We want to be good stewards of the resources of the 2A initiative and work on fine-tuning the fiscal operation to restore the reserves of the city, as well as some critical services. We also will continue to improve our customer service and make this a more customer-friendly city. Whether it’s paying your taxes online, getting your permits online, permitting parks, paying parking tickets—all those things that are necessary to keep you from having to come downtown and stand in lines. You’ll continue to see us get deep into youth services; we’re going to unveil some exciting summer programming for kids that we’re doing in partnership with the private sector. And we want to get the development at Ninth and Colorado taken care of. 

What can the city of Denver do to help see Amendment 64, which legalized marijuana in this state, through to a reasonable arrangement for Denverites and the federal government? 

The jury is still out on how the federal government is going to respond to the legalization of marijuana. To be honest, we don’t know yet. The people have spoken, and we’ll work with them. Right now we’re just looking at our policies, figuring out how we might regulate it. We don’t know yet, but the federal government’s going to have a clear voice in all this and we’re waiting to hear what they think. 

What were the biggest challenges when you first started? 

There hasn’t been a bigger supporter and partner than Governor Hickenlooper. He’s always available for me to call and say, “Give me some guidance on this.” He’s been very candid and open and honest. The transition wasn’t that challenging for me because I came from city council. My personal life changed dramatically, and my family’s life changed; it was a whole different set of demands and obligations. No one can ever prepare you for that. 

On the professional side, it takes a while to settle into such a strong executive position, with a leadership structure that really allows the executive to make a difference. You have to figure out your bandwidth and what to focus on. The key is to focus on a few things. That’s why we were able to do things like capture the Tokyo flight. Focus, get it done, and let’s move on. Obviously, things come up that distract you, but when you get a chance you go right back to the plan. 

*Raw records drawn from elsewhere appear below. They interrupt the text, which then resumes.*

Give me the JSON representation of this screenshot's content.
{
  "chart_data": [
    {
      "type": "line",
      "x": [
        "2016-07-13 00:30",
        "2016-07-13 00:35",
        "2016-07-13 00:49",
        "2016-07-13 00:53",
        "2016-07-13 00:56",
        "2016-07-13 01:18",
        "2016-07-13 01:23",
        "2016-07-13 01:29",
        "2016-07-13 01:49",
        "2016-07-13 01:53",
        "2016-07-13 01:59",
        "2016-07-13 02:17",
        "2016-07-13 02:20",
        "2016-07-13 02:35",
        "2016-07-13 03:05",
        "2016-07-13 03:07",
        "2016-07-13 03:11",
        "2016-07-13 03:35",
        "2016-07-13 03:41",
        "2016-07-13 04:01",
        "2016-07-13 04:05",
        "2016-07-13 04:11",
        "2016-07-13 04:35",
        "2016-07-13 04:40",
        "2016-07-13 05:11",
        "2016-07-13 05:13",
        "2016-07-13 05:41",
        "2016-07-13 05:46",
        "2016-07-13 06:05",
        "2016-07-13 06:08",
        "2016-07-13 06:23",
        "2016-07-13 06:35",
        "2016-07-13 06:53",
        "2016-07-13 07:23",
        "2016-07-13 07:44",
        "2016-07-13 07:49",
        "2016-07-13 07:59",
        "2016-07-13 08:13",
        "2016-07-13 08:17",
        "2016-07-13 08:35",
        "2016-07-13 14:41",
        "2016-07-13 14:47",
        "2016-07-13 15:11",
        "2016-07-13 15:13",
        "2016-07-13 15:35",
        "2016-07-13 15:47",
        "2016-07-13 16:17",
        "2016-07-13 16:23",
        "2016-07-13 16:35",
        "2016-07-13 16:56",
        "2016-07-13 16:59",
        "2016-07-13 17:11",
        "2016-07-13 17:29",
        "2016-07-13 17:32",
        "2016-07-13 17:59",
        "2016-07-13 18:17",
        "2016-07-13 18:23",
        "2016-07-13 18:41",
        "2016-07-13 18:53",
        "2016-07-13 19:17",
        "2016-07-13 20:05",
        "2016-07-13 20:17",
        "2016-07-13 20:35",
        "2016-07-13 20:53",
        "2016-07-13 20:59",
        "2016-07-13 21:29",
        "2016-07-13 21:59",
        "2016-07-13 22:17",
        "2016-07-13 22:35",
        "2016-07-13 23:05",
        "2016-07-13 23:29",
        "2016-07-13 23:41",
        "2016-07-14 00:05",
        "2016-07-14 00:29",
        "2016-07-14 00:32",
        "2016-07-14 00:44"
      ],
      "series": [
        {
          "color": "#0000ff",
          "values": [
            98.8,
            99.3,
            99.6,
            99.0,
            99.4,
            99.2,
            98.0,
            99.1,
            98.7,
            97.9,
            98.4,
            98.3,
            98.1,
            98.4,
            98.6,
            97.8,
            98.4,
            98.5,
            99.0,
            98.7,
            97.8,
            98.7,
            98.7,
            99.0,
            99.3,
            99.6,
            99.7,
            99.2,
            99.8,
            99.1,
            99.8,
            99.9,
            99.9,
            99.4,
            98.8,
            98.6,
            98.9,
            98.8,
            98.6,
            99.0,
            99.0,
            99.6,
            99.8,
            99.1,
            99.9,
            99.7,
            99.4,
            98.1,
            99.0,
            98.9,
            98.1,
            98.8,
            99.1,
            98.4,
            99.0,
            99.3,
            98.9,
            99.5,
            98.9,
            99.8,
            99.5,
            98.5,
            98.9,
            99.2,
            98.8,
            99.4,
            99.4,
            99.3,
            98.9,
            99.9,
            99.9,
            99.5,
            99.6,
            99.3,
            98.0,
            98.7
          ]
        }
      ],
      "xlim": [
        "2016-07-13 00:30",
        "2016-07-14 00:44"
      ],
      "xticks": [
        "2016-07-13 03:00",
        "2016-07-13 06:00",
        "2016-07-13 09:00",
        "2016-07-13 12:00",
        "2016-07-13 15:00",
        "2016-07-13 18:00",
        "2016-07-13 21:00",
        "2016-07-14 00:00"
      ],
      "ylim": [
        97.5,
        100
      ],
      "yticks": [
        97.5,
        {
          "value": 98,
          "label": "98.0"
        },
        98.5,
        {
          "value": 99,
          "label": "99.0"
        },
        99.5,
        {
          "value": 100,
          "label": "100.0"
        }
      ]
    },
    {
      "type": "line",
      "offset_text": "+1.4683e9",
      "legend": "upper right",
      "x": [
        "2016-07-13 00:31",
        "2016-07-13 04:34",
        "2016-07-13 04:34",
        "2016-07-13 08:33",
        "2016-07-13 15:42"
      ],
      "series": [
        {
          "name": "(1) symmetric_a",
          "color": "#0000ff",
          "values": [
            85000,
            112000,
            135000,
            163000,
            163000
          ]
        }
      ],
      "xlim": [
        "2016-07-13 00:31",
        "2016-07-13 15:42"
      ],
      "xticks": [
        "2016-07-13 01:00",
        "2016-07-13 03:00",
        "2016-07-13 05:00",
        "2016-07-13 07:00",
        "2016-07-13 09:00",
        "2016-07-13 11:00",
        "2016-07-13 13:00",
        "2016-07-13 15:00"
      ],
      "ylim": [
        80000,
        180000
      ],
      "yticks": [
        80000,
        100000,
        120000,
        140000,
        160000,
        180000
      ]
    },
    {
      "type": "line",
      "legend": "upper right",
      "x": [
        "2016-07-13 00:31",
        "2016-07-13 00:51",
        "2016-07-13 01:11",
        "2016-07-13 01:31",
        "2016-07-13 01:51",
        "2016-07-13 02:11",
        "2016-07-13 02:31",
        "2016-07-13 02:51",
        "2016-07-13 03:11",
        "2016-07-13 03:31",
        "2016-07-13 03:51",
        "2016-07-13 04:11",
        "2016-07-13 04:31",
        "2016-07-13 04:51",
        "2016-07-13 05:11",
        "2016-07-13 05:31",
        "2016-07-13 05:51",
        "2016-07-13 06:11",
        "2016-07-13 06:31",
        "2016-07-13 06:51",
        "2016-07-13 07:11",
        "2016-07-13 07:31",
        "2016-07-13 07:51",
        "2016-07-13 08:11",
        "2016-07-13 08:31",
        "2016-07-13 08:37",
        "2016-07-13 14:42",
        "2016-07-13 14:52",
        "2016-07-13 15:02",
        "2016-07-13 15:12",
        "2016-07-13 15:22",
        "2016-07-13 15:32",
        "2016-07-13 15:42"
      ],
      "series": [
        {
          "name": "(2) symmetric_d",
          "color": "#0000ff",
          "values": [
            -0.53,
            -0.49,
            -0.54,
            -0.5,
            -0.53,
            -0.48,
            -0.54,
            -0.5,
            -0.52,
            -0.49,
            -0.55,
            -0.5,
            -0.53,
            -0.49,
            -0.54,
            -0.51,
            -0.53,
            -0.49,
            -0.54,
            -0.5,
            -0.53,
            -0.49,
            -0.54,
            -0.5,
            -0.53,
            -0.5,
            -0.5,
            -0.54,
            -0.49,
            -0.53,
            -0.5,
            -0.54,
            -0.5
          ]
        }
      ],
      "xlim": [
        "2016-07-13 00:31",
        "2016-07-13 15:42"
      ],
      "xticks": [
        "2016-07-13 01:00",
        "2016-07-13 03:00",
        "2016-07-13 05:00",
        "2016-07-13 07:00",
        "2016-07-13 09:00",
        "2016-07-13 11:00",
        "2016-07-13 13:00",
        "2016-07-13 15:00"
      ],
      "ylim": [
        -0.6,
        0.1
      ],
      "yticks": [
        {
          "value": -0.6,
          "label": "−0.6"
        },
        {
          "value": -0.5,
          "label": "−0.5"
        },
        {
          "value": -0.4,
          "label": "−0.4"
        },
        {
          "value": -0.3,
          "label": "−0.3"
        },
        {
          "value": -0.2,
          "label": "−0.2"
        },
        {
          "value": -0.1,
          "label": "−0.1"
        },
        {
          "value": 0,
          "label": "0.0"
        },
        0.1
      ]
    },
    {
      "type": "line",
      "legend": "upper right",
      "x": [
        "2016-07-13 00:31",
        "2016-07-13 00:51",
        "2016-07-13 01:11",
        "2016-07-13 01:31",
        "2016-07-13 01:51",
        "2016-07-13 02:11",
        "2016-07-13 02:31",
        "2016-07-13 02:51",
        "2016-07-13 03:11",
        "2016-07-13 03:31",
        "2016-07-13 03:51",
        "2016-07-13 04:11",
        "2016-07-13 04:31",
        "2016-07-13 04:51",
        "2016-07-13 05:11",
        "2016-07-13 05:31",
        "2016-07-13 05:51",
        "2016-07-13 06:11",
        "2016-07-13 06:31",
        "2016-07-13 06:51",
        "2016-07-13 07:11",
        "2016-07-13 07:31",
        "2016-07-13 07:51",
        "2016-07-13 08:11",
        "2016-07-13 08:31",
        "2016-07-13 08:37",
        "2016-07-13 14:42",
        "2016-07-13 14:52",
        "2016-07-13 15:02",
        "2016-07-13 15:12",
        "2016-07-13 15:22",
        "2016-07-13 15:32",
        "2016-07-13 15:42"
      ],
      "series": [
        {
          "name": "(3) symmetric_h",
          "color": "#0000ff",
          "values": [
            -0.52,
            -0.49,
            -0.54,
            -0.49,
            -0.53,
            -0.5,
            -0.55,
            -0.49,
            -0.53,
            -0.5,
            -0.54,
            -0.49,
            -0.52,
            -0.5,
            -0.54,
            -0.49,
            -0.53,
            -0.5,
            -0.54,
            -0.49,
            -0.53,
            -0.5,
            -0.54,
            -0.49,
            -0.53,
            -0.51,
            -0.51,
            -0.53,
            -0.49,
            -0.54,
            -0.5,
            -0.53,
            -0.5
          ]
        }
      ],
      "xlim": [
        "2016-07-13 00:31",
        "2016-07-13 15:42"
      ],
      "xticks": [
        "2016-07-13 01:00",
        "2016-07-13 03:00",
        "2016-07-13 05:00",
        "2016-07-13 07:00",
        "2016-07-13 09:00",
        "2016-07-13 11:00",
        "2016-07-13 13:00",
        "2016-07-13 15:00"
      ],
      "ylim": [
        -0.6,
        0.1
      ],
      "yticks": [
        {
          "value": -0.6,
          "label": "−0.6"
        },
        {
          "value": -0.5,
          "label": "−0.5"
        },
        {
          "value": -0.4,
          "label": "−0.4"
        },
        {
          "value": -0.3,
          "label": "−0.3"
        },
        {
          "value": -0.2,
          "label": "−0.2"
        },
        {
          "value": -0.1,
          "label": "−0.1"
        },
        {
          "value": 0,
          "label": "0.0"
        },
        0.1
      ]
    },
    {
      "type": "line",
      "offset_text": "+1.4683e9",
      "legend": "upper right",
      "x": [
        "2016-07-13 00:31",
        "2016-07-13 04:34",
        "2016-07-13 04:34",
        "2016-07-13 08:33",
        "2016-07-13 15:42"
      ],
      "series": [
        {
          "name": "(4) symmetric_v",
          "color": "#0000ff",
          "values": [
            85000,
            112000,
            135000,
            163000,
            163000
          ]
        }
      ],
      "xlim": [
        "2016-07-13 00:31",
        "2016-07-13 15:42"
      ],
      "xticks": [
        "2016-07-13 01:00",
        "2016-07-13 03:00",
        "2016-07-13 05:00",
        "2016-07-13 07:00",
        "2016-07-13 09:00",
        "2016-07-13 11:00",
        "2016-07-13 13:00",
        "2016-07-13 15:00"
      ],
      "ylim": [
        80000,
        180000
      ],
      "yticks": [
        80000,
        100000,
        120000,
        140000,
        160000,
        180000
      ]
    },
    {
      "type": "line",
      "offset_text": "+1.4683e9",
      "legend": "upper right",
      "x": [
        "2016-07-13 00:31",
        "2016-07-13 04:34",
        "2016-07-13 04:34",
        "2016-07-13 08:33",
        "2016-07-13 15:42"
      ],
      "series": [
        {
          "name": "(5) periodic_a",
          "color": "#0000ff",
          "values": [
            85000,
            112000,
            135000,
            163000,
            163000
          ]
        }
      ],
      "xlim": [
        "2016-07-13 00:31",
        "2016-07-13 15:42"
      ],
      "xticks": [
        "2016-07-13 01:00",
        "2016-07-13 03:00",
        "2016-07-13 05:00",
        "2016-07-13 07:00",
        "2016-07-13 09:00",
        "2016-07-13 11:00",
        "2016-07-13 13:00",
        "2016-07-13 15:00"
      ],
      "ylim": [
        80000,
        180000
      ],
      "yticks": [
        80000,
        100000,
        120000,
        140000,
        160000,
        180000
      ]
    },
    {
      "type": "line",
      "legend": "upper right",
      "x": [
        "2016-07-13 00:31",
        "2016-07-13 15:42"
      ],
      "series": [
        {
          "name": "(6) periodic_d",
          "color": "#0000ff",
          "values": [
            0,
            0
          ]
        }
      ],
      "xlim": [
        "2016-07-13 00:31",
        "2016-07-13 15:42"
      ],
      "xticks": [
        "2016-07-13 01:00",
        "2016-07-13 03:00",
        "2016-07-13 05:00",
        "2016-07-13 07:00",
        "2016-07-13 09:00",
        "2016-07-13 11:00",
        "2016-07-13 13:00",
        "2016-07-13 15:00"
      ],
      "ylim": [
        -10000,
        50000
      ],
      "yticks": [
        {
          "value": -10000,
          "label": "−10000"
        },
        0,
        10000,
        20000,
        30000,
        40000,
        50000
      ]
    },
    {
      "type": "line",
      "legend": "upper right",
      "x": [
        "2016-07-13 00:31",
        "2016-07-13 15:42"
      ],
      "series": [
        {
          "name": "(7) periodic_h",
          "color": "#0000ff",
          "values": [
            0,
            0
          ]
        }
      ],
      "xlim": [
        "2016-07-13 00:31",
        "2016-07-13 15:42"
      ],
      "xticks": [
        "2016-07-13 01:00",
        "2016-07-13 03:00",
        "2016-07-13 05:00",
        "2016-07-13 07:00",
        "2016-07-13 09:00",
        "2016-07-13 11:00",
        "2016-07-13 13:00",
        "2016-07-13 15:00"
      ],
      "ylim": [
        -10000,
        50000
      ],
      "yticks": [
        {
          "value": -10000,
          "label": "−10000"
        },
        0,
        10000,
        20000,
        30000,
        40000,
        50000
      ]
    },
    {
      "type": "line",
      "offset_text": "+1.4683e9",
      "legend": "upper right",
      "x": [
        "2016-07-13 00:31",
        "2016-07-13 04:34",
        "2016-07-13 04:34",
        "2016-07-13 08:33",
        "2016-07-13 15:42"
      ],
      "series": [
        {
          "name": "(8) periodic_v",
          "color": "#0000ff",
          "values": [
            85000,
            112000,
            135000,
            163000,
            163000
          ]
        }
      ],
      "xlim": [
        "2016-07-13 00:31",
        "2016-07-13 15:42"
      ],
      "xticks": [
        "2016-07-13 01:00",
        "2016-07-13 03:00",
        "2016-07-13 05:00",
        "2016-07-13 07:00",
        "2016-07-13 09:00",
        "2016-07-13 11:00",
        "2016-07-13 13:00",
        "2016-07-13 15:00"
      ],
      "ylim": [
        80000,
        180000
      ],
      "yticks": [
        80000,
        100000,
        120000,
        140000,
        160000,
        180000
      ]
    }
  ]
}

Has anything really surprised you, either positively or negatively? 

The very first half day I was in office, we had the incident at the Denver Zoo [in which a man died after being immobilized by a stun gun by police, who were investigating a domestic violence accusation against him]. Talk about a reality check. And the unfortunate shooting of officer Selena Hollis was tough. And then we went through the Aurora movie theater shootings, and though it wasn’t on Denver’s land, we are a region and we felt it just as painfully. 

No matter how painfully we are impacted as individuals, the people look to you for leadership. You must gather yourself, show strength, and say, “We’re going to get through this,” while at the same time showing compassion for those who have been impacted. 

I could not have been prepared for walking into the hospital and being immediately directed to the daughter of Selena Hollis and talking to that 12-year-old. Those are the tragedies you pray on and you hope don’t happen in your city or surrounding areas. Unfortunately they do, and we’ve got to get through them. 

But then there are always the great times, too. You celebrate the Denver to Tokyo flights, the first presidential debate coming to Denver last year, the landing of the patent office, Peyton Manning, Tim Tebow. Those are the moments where you’re like, “Gosh, it’s great to be mayor of this city.”